Faire figurer le mot démembrement dans le titre et prétendre faire de cette proposition de loi un texte visant uniquement à définir les contours d’EDF n’était pas une bonne manière d’aborder l’avenir énergétique de notre pays. Le vote qui vient d’avoir lieu montre que le cœur de ce texte, ce sont les tarifs.
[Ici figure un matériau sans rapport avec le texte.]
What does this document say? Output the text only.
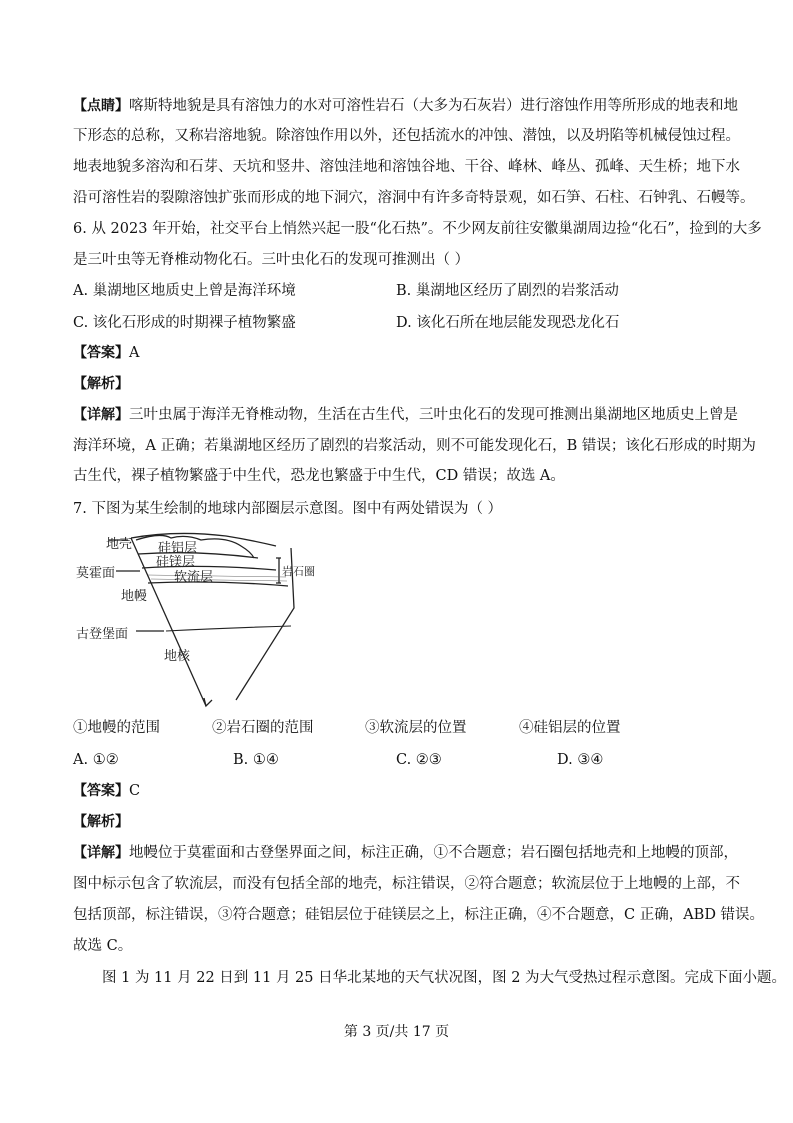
【点睛】喀斯特地貌是具有溶蚀力的水对可溶性岩石（大多为石灰岩）进行溶蚀作用等所形成的地表和地
下形态的总称，又称岩溶地貌。除溶蚀作用以外，还包括流水的冲蚀、潜蚀，以及坍陷等机械侵蚀过程。
地表地貌多溶沟和石芽、天坑和竖井、溶蚀洼地和溶蚀谷地、干谷、峰林、峰丛、孤峰、天生桥；地下水
沿可溶性岩的裂隙溶蚀扩张而形成的地下洞穴，溶洞中有许多奇特景观，如石笋、石柱、石钟乳、石幔等。
6. 从 2023 年开始，社交平台上悄然兴起一股“化石热”。不少网友前往安徽巢湖周边捡“化石”，捡到的大多
是三叶虫等无脊椎动物化石。三叶虫化石的发现可推测出（ ）
A. 巢湖地区地质史上曾是海洋环境	B. 巢湖地区经历了剧烈的岩浆活动
C. 该化石形成的时期裸子植物繁盛	D. 该化石所在地层能发现恐龙化石
【答案】A
【解析】
【详解】三叶虫属于海洋无脊椎动物，生活在古生代，三叶虫化石的发现可推测出巢湖地区地质史上曾是
海洋环境，A 正确；若巢湖地区经历了剧烈的岩浆活动，则不可能发现化石，B 错误；该化石形成的时期为
古生代，裸子植物繁盛于中生代，恐龙也繁盛于中生代，CD 错误；故选 A。
7. 下图为某生绘制的地球内部圈层示意图。图中有两处错误为（ ）
地壳
莫霍面
地幔
古登堡面
地核
硅铝层
硅镁层
软流层	岩石圈
①地幔的范围	②岩石圈的范围	③软流层的位置	④硅铝层的位置
A. ①②	B. ①④	C. ②③	D. ③④
【答案】C
【解析】
【详解】地幔位于莫霍面和古登堡界面之间，标注正确，①不合题意；岩石圈包括地壳和上地幔的顶部，
图中标示包含了软流层，而没有包括全部的地壳，标注错误，②符合题意；软流层位于上地幔的上部，不
包括顶部，标注错误，③符合题意；硅铝层位于硅镁层之上，标注正确，④不合题意，C 正确，ABD 错误。
故选 C。
图 1 为 11 月 22 日到 11 月 25 日华北某地的天气状况图，图 2 为大气受热过程示意图。完成下面小题。
第 3 页/共 17 页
Nous proposons donc de modifier le titre en conséquence, afin de faire référence à l’extension des TRVE à certaines entreprises, collectivités locales ou associations, dans le respect du cadre européen, avec l’assentiment du Gouvernement. Vous pouvez considérer que j’ai défendu en même temps l’amendement no 70, madame la présidente.
Mme la présidente
L’amendement no 70 de M. Emmanuel Lacresse est défendu.
Quel est l’avis de la commission ?
M. Philippe Brun, rapporteur
Après avoir écouté les prises de parole de différents membres de la majorité, notamment le rapporteur général, je reconnais prendre un plaisir gourmand à constater que vous avez déposé des amendements de suppression d’articles que vous finissez par voter, et à vous entendre soutenir que vous avez toujours été favorables au rétablissement des tarifs réglementés alors même que vous avez déposé des amendements de suppression. (Applaudissements sur les bancs du groupe SOC et sur plusieurs bancs du groupe LFI-NUPES.)
M. Erwan Balanant
Ça s’appelle un compromis !
M. Philippe Brun, rapporteur
Je constate en tout cas que nous avons gagné ici, si ce n’est une bataille culturelle, une bataille politique.
Notre accord montre que nous avons réussi à convaincre de l’intérêt de la régulation des tarifs de l’énergie et que cette dernière, comme l’eau ou l’air, est un bien public fondamental qui ne saurait faire l’objet de spéculation et de marchandages. (Applaudissements sur quelques bancs des groupes SOC et LFI-NUPES.)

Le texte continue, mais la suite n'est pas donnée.